Prepare the Broccoli

  1. While cooking the quinoa, steam the broccoli until tender, being careful not to overcook.
  2. Drain well, let cool, and pat dry. It is imperative that broccoli is not overcooked and is patted dry in order for cakes to stick together.

Make the Cakes

  1. Place broccoli, scallions, herbs, cooked quinoa, egg, salt, pepper, garlic, and cheese into a food processor and pulse repeatedly until finely ground.
  2. Pulse in the almond flour, mixing in well. The mixture should easily mound on a spoon and just be slightly sticky, easily forming a patty.
  3. If the mixture seems very wet, continue adding almond flour a tablespoon at a time until manageable.
  4. With damp hands, form 4 large patties, pressing them together.

Cook the Cakes

  1. Heat oil in a skillet over medium heat. Carefully place patties in the skillet, lowering heat to medium-low or low.
  2. Resist the temptation to move or fiddle with them.
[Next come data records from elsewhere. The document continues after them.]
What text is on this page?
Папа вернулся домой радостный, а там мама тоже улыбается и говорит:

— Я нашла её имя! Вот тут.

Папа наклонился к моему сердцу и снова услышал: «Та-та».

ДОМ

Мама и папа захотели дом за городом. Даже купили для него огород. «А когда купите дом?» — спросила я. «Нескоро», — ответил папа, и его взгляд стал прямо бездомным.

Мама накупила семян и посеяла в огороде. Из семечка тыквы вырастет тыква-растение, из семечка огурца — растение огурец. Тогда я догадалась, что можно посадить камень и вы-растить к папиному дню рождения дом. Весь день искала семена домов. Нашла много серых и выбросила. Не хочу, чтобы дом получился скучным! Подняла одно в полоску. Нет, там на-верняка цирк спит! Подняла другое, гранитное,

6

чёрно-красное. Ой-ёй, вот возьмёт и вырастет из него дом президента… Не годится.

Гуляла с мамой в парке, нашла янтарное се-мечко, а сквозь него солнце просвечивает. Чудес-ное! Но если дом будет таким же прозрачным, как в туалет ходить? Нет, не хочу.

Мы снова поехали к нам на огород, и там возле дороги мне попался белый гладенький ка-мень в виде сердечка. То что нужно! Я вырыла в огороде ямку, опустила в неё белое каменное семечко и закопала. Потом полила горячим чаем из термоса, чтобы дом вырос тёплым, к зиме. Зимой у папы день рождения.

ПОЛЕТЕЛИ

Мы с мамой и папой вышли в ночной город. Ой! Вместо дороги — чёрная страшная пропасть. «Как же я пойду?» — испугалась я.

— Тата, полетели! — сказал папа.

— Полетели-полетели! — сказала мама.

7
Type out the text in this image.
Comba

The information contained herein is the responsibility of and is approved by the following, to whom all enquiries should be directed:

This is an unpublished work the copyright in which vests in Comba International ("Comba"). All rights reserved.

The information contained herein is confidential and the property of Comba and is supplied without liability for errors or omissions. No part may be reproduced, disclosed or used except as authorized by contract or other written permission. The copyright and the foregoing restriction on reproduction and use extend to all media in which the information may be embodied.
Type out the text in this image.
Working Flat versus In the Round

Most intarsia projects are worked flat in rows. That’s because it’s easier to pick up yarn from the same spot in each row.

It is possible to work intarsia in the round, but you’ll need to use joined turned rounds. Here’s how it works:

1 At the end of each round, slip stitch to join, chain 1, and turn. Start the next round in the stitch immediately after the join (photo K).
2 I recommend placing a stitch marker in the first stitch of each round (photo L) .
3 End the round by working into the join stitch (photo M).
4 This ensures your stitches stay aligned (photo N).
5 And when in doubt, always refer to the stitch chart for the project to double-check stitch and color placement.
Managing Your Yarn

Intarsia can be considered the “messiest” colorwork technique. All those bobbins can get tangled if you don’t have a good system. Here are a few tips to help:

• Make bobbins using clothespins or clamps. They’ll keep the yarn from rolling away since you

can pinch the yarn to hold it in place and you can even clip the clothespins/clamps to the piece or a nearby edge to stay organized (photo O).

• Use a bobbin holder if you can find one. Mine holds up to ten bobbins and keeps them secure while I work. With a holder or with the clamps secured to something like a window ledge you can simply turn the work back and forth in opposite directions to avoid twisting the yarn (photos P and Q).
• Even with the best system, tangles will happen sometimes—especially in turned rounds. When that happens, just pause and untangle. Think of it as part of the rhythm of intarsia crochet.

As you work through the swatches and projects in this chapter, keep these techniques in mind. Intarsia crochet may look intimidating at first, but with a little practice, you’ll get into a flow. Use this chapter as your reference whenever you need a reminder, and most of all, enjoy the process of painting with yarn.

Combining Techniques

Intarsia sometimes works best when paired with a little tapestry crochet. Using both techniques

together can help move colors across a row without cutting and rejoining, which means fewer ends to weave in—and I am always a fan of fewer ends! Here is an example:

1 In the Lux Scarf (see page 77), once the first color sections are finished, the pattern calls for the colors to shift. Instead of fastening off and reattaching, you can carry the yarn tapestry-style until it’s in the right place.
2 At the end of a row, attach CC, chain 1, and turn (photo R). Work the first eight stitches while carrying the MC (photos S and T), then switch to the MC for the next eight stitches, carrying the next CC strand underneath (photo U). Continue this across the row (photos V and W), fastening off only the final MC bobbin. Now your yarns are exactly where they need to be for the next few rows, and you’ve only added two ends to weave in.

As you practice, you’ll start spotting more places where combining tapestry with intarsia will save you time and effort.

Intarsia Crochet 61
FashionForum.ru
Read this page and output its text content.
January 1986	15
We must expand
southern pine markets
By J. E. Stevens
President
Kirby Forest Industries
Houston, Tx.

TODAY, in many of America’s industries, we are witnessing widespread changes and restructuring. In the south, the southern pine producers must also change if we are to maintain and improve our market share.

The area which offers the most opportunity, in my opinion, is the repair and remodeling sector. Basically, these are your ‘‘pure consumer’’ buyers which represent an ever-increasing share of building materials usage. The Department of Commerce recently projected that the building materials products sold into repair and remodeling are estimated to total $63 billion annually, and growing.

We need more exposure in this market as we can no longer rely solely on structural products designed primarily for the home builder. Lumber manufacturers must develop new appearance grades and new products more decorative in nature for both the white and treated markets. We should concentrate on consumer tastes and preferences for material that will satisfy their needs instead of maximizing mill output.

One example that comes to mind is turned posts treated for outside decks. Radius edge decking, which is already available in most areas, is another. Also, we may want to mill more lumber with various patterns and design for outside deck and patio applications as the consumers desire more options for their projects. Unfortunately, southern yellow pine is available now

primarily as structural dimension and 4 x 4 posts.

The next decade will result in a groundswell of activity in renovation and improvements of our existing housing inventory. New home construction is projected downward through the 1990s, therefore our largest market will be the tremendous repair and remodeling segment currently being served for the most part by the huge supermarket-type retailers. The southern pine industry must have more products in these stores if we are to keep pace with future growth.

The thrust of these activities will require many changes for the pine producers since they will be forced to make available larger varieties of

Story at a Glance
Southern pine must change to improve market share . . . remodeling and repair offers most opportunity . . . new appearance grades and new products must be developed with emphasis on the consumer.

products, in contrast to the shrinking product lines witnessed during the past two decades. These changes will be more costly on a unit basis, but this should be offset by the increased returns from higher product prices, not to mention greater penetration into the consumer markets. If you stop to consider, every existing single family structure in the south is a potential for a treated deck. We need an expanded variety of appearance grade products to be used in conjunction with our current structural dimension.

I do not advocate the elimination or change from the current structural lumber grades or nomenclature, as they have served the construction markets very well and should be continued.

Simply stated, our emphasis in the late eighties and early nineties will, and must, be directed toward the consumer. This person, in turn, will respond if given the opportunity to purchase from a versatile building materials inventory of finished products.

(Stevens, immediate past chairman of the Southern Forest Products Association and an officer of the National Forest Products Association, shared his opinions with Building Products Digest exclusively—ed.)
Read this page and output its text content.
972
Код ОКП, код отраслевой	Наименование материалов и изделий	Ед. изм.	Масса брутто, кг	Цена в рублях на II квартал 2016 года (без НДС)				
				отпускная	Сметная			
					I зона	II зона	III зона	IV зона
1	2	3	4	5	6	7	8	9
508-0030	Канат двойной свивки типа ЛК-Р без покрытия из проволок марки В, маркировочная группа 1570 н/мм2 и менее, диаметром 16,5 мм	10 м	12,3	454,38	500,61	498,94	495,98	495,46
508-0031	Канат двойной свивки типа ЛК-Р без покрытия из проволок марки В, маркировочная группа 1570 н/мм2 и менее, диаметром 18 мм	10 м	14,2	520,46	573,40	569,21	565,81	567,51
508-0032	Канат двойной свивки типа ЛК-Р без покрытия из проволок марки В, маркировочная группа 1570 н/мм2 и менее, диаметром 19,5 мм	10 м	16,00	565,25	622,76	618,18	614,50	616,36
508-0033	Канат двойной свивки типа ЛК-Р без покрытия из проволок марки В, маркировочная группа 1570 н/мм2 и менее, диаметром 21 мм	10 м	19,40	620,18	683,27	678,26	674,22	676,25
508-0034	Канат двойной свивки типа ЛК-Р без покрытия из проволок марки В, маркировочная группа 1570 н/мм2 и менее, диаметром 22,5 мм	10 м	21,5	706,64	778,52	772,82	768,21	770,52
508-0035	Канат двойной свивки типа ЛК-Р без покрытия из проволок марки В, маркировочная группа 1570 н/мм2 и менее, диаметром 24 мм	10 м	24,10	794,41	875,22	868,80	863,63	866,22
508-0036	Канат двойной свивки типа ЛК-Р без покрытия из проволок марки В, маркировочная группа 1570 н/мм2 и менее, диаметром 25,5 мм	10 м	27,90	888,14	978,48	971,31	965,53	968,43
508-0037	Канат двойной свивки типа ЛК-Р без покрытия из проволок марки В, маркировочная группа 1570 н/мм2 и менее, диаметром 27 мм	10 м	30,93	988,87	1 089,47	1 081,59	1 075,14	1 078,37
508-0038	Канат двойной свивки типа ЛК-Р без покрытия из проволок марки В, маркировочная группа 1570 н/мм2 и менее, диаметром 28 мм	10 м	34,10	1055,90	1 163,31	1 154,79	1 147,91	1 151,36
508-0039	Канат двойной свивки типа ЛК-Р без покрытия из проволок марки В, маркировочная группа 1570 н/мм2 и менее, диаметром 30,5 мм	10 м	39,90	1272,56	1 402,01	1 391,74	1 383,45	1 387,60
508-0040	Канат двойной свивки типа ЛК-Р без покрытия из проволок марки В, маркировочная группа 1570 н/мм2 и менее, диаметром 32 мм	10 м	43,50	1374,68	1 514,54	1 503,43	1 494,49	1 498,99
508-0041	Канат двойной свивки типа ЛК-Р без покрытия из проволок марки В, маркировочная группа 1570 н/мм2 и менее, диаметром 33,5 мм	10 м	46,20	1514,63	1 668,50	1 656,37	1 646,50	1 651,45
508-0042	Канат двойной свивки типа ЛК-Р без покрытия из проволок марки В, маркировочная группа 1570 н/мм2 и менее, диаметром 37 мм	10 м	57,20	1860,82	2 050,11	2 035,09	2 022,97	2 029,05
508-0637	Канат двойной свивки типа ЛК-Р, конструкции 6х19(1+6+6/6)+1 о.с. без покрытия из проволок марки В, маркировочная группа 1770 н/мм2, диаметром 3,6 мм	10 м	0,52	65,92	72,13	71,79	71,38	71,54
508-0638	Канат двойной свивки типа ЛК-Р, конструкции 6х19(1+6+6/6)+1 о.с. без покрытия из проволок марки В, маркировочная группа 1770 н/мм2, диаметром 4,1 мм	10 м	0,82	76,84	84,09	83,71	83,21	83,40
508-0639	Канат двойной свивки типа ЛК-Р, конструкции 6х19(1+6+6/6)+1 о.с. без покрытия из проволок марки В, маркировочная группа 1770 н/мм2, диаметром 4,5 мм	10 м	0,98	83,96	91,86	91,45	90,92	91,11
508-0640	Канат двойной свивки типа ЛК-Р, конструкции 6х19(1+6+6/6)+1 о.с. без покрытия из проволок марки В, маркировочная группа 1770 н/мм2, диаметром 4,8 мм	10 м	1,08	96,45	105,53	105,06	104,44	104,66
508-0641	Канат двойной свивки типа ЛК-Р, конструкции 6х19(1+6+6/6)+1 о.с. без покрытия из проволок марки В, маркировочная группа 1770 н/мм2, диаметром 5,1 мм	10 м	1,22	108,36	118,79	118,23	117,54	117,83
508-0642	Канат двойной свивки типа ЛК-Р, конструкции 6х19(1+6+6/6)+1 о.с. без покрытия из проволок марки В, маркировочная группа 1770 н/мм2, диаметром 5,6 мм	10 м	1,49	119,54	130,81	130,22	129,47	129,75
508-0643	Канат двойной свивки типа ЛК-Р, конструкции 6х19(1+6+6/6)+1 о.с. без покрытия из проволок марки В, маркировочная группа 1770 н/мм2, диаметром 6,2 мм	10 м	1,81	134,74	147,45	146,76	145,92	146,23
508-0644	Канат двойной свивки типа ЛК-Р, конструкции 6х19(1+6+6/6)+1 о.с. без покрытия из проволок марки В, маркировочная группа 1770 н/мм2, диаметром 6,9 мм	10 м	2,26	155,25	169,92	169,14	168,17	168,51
As they form the deep golden crust, they will naturally release themselves from the pan.
  3. Flip when golden and releasing, about 5 minutes. Pan-sear the other side until slightly puffed in the center, indicating the egg is cooked through.
  4. You can also finish cooking these through in a 350°F oven after pan-searing if they are getting too dark on the stovetop.

Serve

  1. Serve with a slaw, side salad or sautéed greens. Top with a flavorful sauce if you like.

Notes

  • You can refrigerate after cooking and reheat later, or keep in a warm oven until serving.
  • If patties feel very wet, you can coat them in flour or breadcrumbs before cooking.
  • Use a thin metal spatula for easier flipping—rubber spatulas have thicker edges that are harder to get under delicate items.